THE SOIL OF ROME.

In leaving the wonders of Rome, and the city itself, we will quote an interesting extract from Townsend’s “Tour in Italy,” in 1850. “Many authors,” he says, “have asserted, as their interpretation of some parts of the Apocalypse, that Rome will be destroyed by fire from heaven, or swallowed up by earthquakes, or overwhelmed with destruction by volcanoes, as the visible punishment of the Almighty, for its popery and its crimes. I am unwilling, having read so many books on the interpretation of the prophecy, to deduce any argument of this kind from the prophecies which are unfulfilled; but I behold everywhere—in Rome, near Rome, and through the whole region from Rome to Naples—the most astounding proofs, not merely of the possibility, but the probability that the whole region of central Italy will one day be destroyed by such a catastrophe. The soil of Rome is tufa, with a volcanic subterranean action still going on. At Naples the boiling sulphur is to be seen bubbling near the surface of the earth. When I drew a stick along upon the ground, the sulphurous smoke followed the indentation; and it would never surprise me to hear of the utter destruction of the southern peninsula of Italy. The entire country and district is volcanic. It is saturated with beds of sulphur and the substrata of destruction. It seems as certainly prepared for the flames as the wood and coal on the hearth are prepared for the taper which shall kindle the fire to consume them. I again read the remarks of Dr. Cumming: ‘Rome,’ he believes, ‘is to be overthrown by judgment; not to be converted by the agency of the gospel, nor to be exhausted by political assaults.
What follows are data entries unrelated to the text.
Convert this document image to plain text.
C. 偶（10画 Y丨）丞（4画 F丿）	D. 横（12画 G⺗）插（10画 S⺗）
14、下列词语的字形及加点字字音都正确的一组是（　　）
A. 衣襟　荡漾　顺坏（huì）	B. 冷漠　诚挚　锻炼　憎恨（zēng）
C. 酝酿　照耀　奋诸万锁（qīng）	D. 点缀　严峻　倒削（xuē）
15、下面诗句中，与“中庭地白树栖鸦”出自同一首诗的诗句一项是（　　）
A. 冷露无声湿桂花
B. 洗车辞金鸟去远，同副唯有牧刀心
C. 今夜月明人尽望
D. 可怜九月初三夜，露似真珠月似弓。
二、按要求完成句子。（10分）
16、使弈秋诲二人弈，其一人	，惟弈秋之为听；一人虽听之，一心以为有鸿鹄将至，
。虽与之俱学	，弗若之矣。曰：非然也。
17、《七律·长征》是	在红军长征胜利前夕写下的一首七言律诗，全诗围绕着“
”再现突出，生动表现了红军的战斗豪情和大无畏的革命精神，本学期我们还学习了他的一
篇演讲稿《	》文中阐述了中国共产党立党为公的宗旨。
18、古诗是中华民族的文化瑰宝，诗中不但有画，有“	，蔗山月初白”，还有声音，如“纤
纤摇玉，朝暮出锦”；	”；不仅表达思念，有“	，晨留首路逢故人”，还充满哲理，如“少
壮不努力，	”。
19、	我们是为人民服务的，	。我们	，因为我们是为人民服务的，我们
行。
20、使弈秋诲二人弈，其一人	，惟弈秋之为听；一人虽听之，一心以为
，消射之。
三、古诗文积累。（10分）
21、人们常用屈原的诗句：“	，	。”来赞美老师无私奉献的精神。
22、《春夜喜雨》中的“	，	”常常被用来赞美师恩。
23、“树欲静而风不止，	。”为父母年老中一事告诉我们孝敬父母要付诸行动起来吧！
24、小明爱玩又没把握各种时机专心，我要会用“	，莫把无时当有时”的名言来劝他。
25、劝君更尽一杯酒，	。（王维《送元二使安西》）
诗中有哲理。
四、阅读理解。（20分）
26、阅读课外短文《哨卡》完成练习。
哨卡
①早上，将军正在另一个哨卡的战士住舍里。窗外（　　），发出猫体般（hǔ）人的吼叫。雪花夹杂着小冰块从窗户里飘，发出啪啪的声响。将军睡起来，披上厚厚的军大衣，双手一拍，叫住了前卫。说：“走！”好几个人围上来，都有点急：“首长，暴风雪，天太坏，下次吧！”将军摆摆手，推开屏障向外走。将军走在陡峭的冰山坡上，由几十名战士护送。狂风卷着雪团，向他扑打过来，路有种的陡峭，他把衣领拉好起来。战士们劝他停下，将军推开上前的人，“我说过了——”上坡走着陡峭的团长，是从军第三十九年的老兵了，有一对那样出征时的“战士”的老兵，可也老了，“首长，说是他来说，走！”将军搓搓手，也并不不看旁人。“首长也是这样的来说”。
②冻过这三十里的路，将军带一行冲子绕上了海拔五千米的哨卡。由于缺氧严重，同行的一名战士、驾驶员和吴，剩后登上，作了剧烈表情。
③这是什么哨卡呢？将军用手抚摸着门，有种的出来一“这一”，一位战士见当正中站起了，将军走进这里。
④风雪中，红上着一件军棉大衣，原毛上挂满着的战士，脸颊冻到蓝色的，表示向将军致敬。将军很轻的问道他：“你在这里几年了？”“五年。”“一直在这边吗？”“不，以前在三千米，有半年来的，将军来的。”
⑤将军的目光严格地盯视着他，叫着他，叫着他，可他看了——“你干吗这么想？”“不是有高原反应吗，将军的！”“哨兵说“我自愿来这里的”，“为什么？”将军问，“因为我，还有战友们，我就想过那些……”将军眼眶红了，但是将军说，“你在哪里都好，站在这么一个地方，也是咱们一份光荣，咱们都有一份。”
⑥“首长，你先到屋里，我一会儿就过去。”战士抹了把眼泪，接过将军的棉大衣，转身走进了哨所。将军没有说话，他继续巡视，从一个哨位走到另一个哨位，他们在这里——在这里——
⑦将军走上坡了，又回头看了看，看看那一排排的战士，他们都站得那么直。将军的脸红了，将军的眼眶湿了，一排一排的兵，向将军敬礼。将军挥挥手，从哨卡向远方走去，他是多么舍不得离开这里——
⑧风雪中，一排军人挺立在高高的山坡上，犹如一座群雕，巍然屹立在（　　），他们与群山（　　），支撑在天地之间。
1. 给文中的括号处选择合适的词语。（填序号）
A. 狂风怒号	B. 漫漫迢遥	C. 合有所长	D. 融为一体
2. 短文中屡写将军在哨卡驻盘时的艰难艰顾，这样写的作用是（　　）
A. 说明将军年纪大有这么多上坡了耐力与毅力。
It is literally to be consumed by fire.’ Whether he is correct in regarding such an event as the fulfillment of the prophecies, and the demonstration of the anger of the Creator against the incorrigible assumption of an erring and influential church, I know not; but the divine hand alone seems to me to hold the element of fire in check by a miracle as great as that which protected the cities of the plain, till the righteous Lot had made his escape to the mountains.”